At this point, an orderly named Caleb saw the Bloody Mary flying through the air and screamed bloody murder at us. Thibaud went for another shot. I blocked it with an errant cafeteria tray. But this blocked my own shot, so I had to drop it.

Thibaud raised his pistol again. Ran forward. And slipped on the puddles we’d made.

From somewhere in the darkest depths of my soul, I unearthed the phrase, “Sugar, you’re going down!”

Thibaud screamed. Caleb the orderly screamed. Smirking Sadie called out, “Vera, you really gotta see this!”

I aimed. He writhed. I fired.

Eye of the bull.

As he was drenched, I slipped and I slid. He grabbed at my legs. I wobbled and fell.

I made sure to land on him.

“Seriously, though,” I said once our breath returned from being knocked out, “I’ve vanquished you.”

“Okay, you got me,” Thibaud conceded. “What do I have to do?”

“You,” I grunted, “have to throw us a party.”



Thursday, December 18th

“You’re not seeing what’s in front of you,” I told her. “First of all, this is a Christmas sweater.
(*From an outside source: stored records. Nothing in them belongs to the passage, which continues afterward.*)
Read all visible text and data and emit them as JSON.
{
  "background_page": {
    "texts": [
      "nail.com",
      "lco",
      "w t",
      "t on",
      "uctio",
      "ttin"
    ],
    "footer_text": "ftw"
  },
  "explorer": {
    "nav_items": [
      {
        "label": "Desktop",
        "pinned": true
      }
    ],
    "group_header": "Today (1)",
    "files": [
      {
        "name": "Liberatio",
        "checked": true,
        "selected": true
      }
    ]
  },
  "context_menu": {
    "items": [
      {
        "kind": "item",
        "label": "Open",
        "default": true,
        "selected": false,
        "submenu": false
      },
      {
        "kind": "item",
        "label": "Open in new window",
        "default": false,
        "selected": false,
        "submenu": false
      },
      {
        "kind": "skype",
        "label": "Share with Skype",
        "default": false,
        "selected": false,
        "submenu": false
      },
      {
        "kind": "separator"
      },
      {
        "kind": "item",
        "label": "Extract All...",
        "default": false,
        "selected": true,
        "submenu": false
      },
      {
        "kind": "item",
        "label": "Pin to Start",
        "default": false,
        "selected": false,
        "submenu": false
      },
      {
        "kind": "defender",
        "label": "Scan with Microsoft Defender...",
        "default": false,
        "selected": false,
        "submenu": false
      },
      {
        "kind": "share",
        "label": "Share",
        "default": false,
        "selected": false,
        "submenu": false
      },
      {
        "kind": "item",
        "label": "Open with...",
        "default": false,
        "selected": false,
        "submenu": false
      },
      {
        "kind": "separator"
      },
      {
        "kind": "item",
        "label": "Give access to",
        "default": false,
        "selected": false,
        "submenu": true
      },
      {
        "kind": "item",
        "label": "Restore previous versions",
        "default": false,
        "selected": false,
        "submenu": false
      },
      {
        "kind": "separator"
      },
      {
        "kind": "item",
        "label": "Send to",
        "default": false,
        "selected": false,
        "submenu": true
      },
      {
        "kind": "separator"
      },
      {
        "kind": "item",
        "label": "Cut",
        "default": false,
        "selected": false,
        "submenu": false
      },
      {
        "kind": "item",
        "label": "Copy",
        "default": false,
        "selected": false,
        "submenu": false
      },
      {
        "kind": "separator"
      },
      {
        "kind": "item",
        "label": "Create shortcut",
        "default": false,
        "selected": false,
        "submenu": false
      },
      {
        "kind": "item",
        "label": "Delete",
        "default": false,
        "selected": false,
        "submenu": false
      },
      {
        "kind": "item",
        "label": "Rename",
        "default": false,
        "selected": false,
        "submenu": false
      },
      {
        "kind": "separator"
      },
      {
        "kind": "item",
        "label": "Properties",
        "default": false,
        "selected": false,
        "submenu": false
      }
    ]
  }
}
Just because it’s not showy—just because it doesn’t have tinsel or lights or a big bad reindeer on it—that doesn’t mean it’s not a Christmas sweater. The truth doesn’t have to advertise itself. All the truth needs to be is true.”

Lily looked so lost. “What are you doing? Why are you doing this?”

Finally I was able to tell her what I’d been going to tell her all along.

“Lily,” I said, “this is an intervention.”

“An intervention?” Lily asked, thoroughly confused.